Un Dispositif De Recherche Sans Précédent
Face à cette disparition, les autorités déploient des moyens colossaux. Une zone de 34 kilomètres est ratissée méthodiquement, s’étendant sur trois départements : Seine-Saint-Denis, Val-de-Marne et une partie de Paris. L’ampleur géographique du périmètre témoigne de l’urgence absolue.
Des centaines de policiers et de militaires sont mobilisés sur le terrain. Les patrouilles pédestres et véhiculées se succèdent sans interruption. Des chiens pisteurs tentent de capter l’odeur de l’enfant, tandis que des chiens spécialisés dans la détection de corps dans l’eau sondent les berges de la Marne. La gendarmerie nationale effectue des survols en hélicoptère, scrutant chaque recoin depuis les airs.

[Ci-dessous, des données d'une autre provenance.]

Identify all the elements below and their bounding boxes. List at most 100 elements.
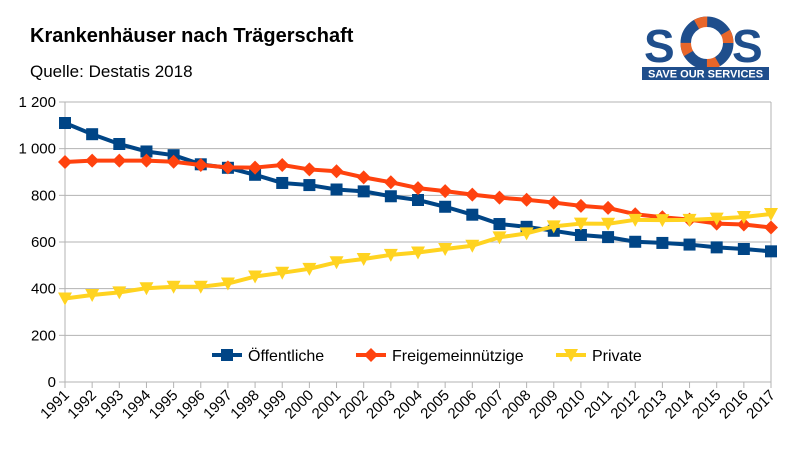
legend-label: Öffentliche xyxy=(248,347,324,365)
x-tick-label: 1996 xyxy=(173,387,209,423)
data-point xyxy=(765,245,777,258)
data-point xyxy=(330,183,343,196)
legend-item-1: Öffentliche xyxy=(212,347,324,365)
x-tick-label: 2006 xyxy=(445,387,481,423)
data-point xyxy=(466,208,479,221)
x-tick-label: 2017 xyxy=(743,387,779,423)
data-point xyxy=(519,227,534,241)
data-point xyxy=(166,154,181,169)
data-point xyxy=(411,181,425,196)
x-tick-label: 2014 xyxy=(662,387,698,423)
data-point xyxy=(329,164,344,179)
data-point xyxy=(58,154,72,169)
data-point xyxy=(275,158,290,172)
data-point xyxy=(220,277,235,291)
chart-subtitle: Quelle: Destatis 2018 xyxy=(30,62,193,81)
legend-item-2: Freigemeinnützige xyxy=(356,348,524,365)
data-point xyxy=(59,117,71,129)
x-tick-label: 2008 xyxy=(499,387,535,423)
data-point xyxy=(112,153,127,168)
y-axis-ticks: 0 200 400 600 800 1 000 1 200 xyxy=(18,94,65,391)
data-point xyxy=(628,213,643,227)
data-point xyxy=(546,195,561,210)
x-tick-label: 2007 xyxy=(472,387,508,423)
data-point xyxy=(465,239,480,253)
data-point xyxy=(573,198,588,213)
logo-letter-s2: S xyxy=(732,20,763,72)
data-point xyxy=(329,256,344,270)
y-tick-label: 1 000 xyxy=(18,141,56,158)
data-point xyxy=(573,217,588,231)
x-tick-label: 2005 xyxy=(417,387,453,423)
y-tick-label: 1 200 xyxy=(18,94,56,111)
data-point xyxy=(602,231,615,244)
data-point xyxy=(112,286,127,300)
data-point xyxy=(113,138,126,150)
legend-label: Private xyxy=(592,348,642,365)
data-point xyxy=(519,192,534,207)
data-point xyxy=(356,170,371,185)
data-point xyxy=(683,238,696,251)
data-point xyxy=(764,220,778,235)
data-point xyxy=(629,235,642,248)
x-tick-label: 1993 xyxy=(92,387,128,423)
data-point xyxy=(383,248,398,262)
data-point xyxy=(601,217,616,231)
data-point xyxy=(248,270,263,284)
legend-item-3: Private xyxy=(556,348,642,365)
x-tick-label: 2011 xyxy=(581,387,616,422)
logo-tagline: SAVE OUR SERVICES xyxy=(648,69,763,81)
x-tick-label: 2015 xyxy=(689,387,725,423)
data-point xyxy=(276,176,289,189)
data-point xyxy=(58,292,72,306)
y-tick-label: 800 xyxy=(31,187,56,204)
data-point xyxy=(302,162,317,177)
x-tick-label: 1994 xyxy=(119,387,155,423)
data-point xyxy=(383,175,398,190)
legend-marker xyxy=(221,349,233,361)
x-tick-label: 1999 xyxy=(254,387,290,423)
data-point xyxy=(140,145,153,158)
data-point xyxy=(656,236,669,249)
data-point xyxy=(220,160,235,175)
x-tick-label: 2010 xyxy=(553,387,589,423)
data-point xyxy=(465,187,480,202)
legend-marker xyxy=(364,348,378,362)
data-point xyxy=(764,208,778,221)
x-tick-label: 2002 xyxy=(336,387,372,423)
data-point xyxy=(193,280,208,294)
data-point xyxy=(412,194,424,206)
x-tick-label: 2009 xyxy=(526,387,562,423)
data-point xyxy=(384,190,397,203)
data-point xyxy=(248,160,263,175)
sos-logo: S S SAVE OUR SERVICES xyxy=(642,16,769,81)
data-point xyxy=(710,241,723,254)
data-point xyxy=(139,282,154,296)
data-point xyxy=(166,280,181,294)
data-point xyxy=(139,153,154,168)
x-tick-label: 2016 xyxy=(716,387,752,423)
data-point xyxy=(493,218,506,231)
data-point xyxy=(682,213,697,227)
data-point xyxy=(574,229,587,241)
data-point xyxy=(249,168,262,181)
y-tick-label: 200 xyxy=(31,327,56,344)
data-point xyxy=(655,214,670,228)
y-tick-label: 0 xyxy=(48,374,56,391)
x-tick-label: 1997 xyxy=(200,387,236,423)
series-3 xyxy=(58,208,778,306)
data-point xyxy=(85,288,100,302)
x-tick-label: 1992 xyxy=(64,387,100,423)
logo-letter-s1: S xyxy=(644,20,675,72)
data-point xyxy=(737,243,750,255)
x-tick-label: 2004 xyxy=(390,387,426,423)
data-point xyxy=(709,212,724,226)
logo-band xyxy=(642,67,769,80)
x-tick-label: 2013 xyxy=(635,387,671,423)
lifebuoy-icon xyxy=(680,16,734,70)
x-tick-label: 2001 xyxy=(309,387,345,423)
data-point xyxy=(85,153,100,168)
x-tick-label: 1998 xyxy=(227,387,263,423)
data-point xyxy=(411,246,425,260)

Le procureur de la République de Bobigny coordonne personnellement les opérations. Des enquêtes de voisinage sont menées systématiquement, la photographie de Madoua diffusée auprès de chaque riverain. Des plongeurs explorent méthodiquement les fonds de la rivière. Cette mobilisation exceptionnelle reflète la gravité d’une situation qui défie toute logique : comment un enfant de 4 ans peut-il s’évaporer aussi totalement ?
Malgré cette logistique impressionnante et dix jours de recherches ininterrompues, aucune trace concrète n’émerge. L’absence totale d’indices devient elle-même un mystère.